The two Austin-based artists aren't just visiting separate collections upon us: "The New Flesh" features a series of collaborations between Rebholz (the graphic novelist whose book The Astronomer is a psychedelic epic of sci-fi narrative that's still underway) and Goolsby (the sculptor whose incorporation of unexpected textures and materials often place her ceramic works in some embassy of the Uncanny Valley). So the ICOSA Gallery, in addition to containing their individual works on the walls, also presents their two-person works on pedestals within the spare space.

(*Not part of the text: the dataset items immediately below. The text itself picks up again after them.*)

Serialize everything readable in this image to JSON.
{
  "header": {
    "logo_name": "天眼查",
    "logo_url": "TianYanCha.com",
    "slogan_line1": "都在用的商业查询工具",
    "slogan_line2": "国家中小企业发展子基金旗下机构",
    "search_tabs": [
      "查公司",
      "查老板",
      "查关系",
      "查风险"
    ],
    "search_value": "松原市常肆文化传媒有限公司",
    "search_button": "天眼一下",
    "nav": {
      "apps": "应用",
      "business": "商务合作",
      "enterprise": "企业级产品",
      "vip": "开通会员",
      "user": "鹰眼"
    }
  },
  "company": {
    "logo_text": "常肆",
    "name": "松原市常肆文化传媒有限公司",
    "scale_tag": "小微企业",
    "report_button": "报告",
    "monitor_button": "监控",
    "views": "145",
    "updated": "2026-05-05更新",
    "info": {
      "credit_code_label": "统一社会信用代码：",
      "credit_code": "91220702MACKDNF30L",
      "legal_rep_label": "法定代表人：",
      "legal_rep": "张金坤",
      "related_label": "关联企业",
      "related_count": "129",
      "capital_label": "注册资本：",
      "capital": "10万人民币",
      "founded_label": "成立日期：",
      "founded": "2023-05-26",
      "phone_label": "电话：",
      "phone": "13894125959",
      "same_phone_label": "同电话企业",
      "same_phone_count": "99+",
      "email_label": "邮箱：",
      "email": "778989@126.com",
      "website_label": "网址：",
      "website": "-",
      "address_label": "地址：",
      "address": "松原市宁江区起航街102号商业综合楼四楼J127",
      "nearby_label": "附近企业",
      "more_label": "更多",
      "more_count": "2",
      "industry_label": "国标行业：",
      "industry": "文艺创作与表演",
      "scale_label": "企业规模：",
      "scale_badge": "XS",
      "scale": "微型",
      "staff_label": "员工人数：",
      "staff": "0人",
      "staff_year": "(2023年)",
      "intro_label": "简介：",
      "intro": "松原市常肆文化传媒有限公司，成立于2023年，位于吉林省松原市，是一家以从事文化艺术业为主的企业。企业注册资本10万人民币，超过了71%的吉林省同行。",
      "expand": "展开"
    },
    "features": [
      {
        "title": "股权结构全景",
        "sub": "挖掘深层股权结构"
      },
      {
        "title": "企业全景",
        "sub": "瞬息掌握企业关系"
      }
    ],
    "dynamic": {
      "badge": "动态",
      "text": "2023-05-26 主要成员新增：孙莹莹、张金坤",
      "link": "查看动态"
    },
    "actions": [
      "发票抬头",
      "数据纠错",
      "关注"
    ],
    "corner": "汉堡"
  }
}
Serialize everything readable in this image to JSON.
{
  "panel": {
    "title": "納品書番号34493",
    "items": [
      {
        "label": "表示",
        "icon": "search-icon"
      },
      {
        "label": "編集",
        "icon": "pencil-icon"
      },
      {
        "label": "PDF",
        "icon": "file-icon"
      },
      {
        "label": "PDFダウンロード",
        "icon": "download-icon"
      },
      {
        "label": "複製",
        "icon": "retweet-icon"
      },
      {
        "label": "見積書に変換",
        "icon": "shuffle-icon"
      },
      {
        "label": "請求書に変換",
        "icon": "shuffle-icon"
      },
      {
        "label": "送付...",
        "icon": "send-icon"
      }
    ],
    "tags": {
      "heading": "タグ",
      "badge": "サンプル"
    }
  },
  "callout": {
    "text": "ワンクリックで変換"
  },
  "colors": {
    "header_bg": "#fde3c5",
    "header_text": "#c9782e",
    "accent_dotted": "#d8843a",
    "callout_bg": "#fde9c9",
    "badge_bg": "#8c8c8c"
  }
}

Goolsby supplies the sculpting necessary for these enplinthed pieces, rendering connected or sequential parts of what may be read as flesh, what may be perceived as bones that provided structure to flesh; Rebholz, the gouachemaster, lavishes the pedestal tops with graphic patterns that have welcomed or responded to and anyway now frame the Goolsbian objects so carefully arranged thereon.
This all looks like a museum sort of deal to me. A natural history museum, I mean, as opposed to a gallery show offering recent art that stands alone. "The New Flesh" registers as a curated collection of artifacts culled from a history of worldbuilding, corporeal samples from a strange and deeply imagined cosmology. Maybe like background props and diagrams from some in-progress Jodorowsky film called Posthuman Diaspora in the General Vicinity of Tau Ceti, you know? I half expected an extraterrestrial version of Sir David Attenborough to show up as docent and relate the specific backstories of these things.
YMMV, as the internet's taught us to say; but, to me, what I've described above is a good thing. If it seems like such might be your jam, too, citizen, you'd better get a move on – the show's up for only a couple more days.